My hear-me-out game of the year. Very creative stacker game where you make boxes to feed cakes to cute hungry creatures.
Alright, I need you to hear me out on this one:
Turbo Fat joins Tetrachroma to make my now-existing List Of Indie Titles That Show A Creative Spin On The Tetris Gameplay To Make Something Unique And Fun For About A Fiver. It sounds specific, but this is the second of three games released Q4 2024 that fit this description (the third one being Hot Wax, available on itch.io at the time of writing). I was shown this game by a friend when it got released, and wanted to play it for myself, said friend ended up gifting me the game before I convinced myself to buy it, and I’ve been hooked ever since. If you can get past the fact that this game is called what it is, and that being good at the game will have you you feed creatures making them big and round, you will find a very cute, very silly block stacker game inspired by the ideas of Square Tetris as seen in Tetris Worlds or The New Tetris, yet polished a ton into being its own thing.

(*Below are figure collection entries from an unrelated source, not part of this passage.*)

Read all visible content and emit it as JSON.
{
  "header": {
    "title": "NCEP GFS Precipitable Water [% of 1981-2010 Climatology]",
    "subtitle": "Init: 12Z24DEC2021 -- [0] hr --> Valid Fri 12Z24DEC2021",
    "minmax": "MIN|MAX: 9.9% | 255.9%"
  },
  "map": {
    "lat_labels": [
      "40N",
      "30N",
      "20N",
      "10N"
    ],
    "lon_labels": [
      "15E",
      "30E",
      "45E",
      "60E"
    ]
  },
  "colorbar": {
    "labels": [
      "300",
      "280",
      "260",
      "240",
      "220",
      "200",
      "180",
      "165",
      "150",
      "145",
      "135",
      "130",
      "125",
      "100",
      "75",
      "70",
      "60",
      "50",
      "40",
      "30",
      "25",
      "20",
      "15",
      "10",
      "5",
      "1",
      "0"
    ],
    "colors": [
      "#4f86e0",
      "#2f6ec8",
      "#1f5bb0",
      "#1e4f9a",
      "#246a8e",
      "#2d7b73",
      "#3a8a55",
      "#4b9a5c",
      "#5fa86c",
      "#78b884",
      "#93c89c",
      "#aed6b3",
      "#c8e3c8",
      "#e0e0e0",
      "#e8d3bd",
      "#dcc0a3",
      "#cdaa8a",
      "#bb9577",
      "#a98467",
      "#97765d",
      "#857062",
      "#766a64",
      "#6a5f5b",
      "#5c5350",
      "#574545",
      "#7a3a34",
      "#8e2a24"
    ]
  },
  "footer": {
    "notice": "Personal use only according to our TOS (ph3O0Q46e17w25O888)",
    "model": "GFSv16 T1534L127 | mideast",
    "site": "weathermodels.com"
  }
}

Instead of having the usual Tetris pieces, you usually only get the L shapes, squares and T pieces, as well as complementary pieces to make easy 3×3 squares. The pieces are colour coded as well to help identify which fit together, however you can also fit them together in larger 3×4 or 3×5 boxes, being worth a lot more, especially when made horizontally – which, trust me, is a lot harder to do consistently. Another important part of the scoring is the combo system, which goes up by every line you clear, is continued on making boxes, and only breaks on the second piece drop that fails to do either. This leniency lets infinite combos happen, but doesn’t make them trivial either, and are super rewarding to go for – the game also rewards you with a couple steam achievements if you can get a 100 line combo. The other flagship mechanic of this game is the Squish move, which lets you drop a piece through other blocks as long as there is an unobstructed column between where you start and where you end. The controls of the game also feel buttery smooth, with a lot of tech and subtleties like initial movement, or a small buffer to prevent the game feeling like it’s dropping your inputs. There are also a couple options to make the game more accessible, allowing you to tune the game speed, enable the ability to hold a piece for later, or adding line pieces to the piece pool to help with clearing your board. Changing any of those options doesn’t prevent story progress or achievement unlocking, so if the game is too frustrating to play they are considered fair game to use. All of those combine nicely into a quite permissive game that feels nice to play.
The story starts with your little creature waking up from a dream where someone was teaching them to cook, becoming a renowned and successful chef. You then go on to look for this person, who turns out to be Turbo aka. Fat Sensei, and after convincing them to help you out, the two of you start a restaurant franchise, which after a couple misunderstandings ends up being named Turbo Fat. The game then follows the two of you as you overcome various challenges – both in story and in gameplay – to become a moderately successful restaurant chain. The writing of the story is very daft, and a decent amount of the humour consists of either Turbo being a mean old git, or from your customers or yourself being very silly. It’s most definitely not a style for everyone but I personally had fun going through the story. The story missions gameplay wise though are quite creative, with either more gimmicks being introduced or some interesting puzzles being thrown your way. Most stages feel more about coming up with the right strategy for the task than playing the game fast, which is super refreshing to see.
Presentation-wise, the game has this very cute and bubbly artstyle where everything is cute and squishy. Your pieces are made of bread, fruit, chocolate or cream, which combine together into the boxes you make to create appropriately flavoured cakes and snacks. Every character you see, from your own to literally everyone in the story cutscenes, uses the same character creation system, which helps your character fit in with the rest of the world and people in it. One of the values in the character properties is a “Fatness” number, which the game loves to use to make your customers get bigger as you keep feeding them cakes, or as they keep coming to your restaurant in the story cutscenes. The music is pretty good, some tracks do feel a bit “default FL studio plugins” but that’s probably only something I notice because I dabbled in FL Studio earlier in my life.
Oh, and if you see this little dragon eagerly waiting for your best cakes…
… that’s me saying hi :3
Anyway, all and all, this is a very good and creative block stacker, and if you like creative takes on Tetris gameplay, I can’t recommed this enough. Thanks again to my friend letting me know this existed and gifting me a copy, I will never get those 30 hours of my last week back.